Sarah’s last contribution to the story is to make sure the rival to her son’s inheritance is banished.  She knew that if Hagar’s son, Ishmael, a 14-year-old boy at this point, remained, he would be in competition with her son Isaac for Abraham’s affection and inheritance.  And not incidentally, there was no better social security for an aging woman than to have a son who was the family patriarch.  Though ‘greatly distressed’, Abraham consented to banishing his son along with Hagar.  It is not a pretty story but it certainly reflects real life self-interests.  

In real life, the promises of God are often beyond our imagining and that is the point of this story.   God uses the most ordinary, flawed people to work his purposes out.  The bible is full of such people.  Rarely does God use ‘holy’ people.  God uses ordinary people.  Sarah used obedience, beauty, cunning and the manipulation of her husband to survive.  God did not need her to be good or believing.  Depending upon your values system, she was neither.  But she was the chosen one to be the mother to a people.  Don’t put her on a pedestal.  Instead, be amazed that it is God who chooses to love us as similarly flawed, doubting people.  That is what faith is about.  Every one of us, male and female, have Sarah within us—her obedience, her cunning, her manipulation, her disbelief, and her resiliency.  Our job is to trust that God uses such people (as everyone of us) to work his purposes out.  It is not up to us to decide who is faithful or who is unqualified.   

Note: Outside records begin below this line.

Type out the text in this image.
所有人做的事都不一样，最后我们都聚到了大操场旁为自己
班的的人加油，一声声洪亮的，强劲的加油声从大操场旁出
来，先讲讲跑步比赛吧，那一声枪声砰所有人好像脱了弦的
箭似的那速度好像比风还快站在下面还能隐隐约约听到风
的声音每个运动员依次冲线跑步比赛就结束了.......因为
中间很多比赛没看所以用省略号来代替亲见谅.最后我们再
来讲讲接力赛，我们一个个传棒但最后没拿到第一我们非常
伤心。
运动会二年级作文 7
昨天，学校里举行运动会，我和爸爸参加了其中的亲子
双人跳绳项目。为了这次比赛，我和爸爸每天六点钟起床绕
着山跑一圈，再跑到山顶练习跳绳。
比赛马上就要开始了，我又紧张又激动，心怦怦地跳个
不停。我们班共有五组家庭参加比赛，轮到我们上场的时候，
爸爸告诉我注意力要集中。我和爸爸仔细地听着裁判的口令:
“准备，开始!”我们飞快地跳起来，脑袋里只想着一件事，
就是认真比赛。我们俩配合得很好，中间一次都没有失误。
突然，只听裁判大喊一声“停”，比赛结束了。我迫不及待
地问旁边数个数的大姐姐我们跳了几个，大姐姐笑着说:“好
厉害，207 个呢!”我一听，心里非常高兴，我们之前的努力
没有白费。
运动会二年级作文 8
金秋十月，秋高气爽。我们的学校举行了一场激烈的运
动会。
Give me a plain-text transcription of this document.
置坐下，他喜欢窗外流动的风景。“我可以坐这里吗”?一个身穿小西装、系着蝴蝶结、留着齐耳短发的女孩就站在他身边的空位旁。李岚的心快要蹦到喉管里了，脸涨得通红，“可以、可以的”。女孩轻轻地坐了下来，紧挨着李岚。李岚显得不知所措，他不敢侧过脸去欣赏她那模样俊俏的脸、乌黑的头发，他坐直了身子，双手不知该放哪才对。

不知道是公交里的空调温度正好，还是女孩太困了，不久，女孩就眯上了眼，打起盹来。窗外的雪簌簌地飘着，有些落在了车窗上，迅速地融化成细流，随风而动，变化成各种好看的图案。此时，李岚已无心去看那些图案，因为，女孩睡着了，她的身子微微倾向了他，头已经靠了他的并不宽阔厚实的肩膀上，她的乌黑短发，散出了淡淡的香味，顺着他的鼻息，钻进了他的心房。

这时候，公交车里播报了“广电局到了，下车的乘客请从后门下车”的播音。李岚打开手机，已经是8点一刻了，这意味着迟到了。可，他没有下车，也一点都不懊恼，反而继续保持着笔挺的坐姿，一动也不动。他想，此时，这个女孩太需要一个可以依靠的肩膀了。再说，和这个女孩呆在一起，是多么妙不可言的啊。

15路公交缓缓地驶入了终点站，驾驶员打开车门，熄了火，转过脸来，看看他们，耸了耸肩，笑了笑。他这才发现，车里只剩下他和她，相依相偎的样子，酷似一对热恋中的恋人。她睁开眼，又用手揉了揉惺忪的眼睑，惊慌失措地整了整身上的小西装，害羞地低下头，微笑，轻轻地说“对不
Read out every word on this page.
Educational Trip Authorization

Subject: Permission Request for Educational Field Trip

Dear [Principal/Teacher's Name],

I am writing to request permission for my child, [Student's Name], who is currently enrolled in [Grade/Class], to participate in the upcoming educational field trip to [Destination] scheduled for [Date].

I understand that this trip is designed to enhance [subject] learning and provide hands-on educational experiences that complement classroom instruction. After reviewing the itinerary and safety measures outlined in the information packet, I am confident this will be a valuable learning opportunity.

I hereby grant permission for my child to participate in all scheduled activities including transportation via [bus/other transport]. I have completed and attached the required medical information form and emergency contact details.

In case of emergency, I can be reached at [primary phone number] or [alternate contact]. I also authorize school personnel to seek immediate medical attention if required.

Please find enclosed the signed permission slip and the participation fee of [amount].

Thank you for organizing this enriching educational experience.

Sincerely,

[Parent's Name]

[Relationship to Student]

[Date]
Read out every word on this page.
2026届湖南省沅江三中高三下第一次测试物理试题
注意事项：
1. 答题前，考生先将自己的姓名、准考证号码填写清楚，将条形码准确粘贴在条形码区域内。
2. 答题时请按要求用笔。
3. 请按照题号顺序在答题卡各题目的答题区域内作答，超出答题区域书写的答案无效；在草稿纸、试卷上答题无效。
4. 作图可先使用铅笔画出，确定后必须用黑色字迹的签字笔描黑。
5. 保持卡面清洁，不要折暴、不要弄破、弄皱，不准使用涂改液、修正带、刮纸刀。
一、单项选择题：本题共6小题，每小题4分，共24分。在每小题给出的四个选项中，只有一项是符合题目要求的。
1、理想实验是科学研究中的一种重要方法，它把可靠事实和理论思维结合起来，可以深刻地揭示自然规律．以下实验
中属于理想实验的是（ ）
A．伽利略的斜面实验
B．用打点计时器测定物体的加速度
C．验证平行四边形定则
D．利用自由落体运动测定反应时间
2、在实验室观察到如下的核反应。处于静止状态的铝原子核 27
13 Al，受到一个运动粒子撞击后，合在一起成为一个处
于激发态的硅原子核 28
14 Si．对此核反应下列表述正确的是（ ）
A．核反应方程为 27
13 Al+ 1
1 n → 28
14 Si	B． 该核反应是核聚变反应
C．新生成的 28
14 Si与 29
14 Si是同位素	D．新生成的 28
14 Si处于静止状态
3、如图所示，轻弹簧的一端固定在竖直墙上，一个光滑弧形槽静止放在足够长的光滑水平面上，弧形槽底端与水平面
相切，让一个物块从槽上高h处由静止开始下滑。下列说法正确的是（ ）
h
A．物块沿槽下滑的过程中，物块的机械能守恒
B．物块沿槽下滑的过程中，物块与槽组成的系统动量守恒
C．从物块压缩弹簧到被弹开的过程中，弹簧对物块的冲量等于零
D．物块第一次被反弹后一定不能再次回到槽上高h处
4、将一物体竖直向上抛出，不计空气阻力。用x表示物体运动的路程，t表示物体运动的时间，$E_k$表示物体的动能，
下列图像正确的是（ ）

In today’s world, it is just as hard to believe that love will prevail as it is for a 90-year-old woman to have a child. We live in a world where genocide is a regular human occurrence.  We live in a world where power, greed, lying and exploitation regularly destroy lives.  It is hard to imagine civil political discourse much less a world of political compromise and service for the common good.  Yet we hold fast to the faith that love and regard are what gives life.  We hold fast to the faith that God loves—and uses ordinary people.  People like you and me.  That is what makes the story of Sarah so wonderful.  God does not need our permission or our performance to love us.   

We yearn for such care every bit as much as Sarah yearned for a son.  But in real life, we like Sarah have trouble accepting God’s promise.  In the end, the promise to Sarah which evoked skeptical laughter became unrestrained joy.  Now Sarah said, “God has brought laughter for me; everyone who hears will laugh with me.”  Laugh with her.  His promises are true. 

It is not up to us. We must have the faith that God loves us and that love will prevail.  That is what God promised Abraham and Sarah—and what he promises us today.  Let it be so.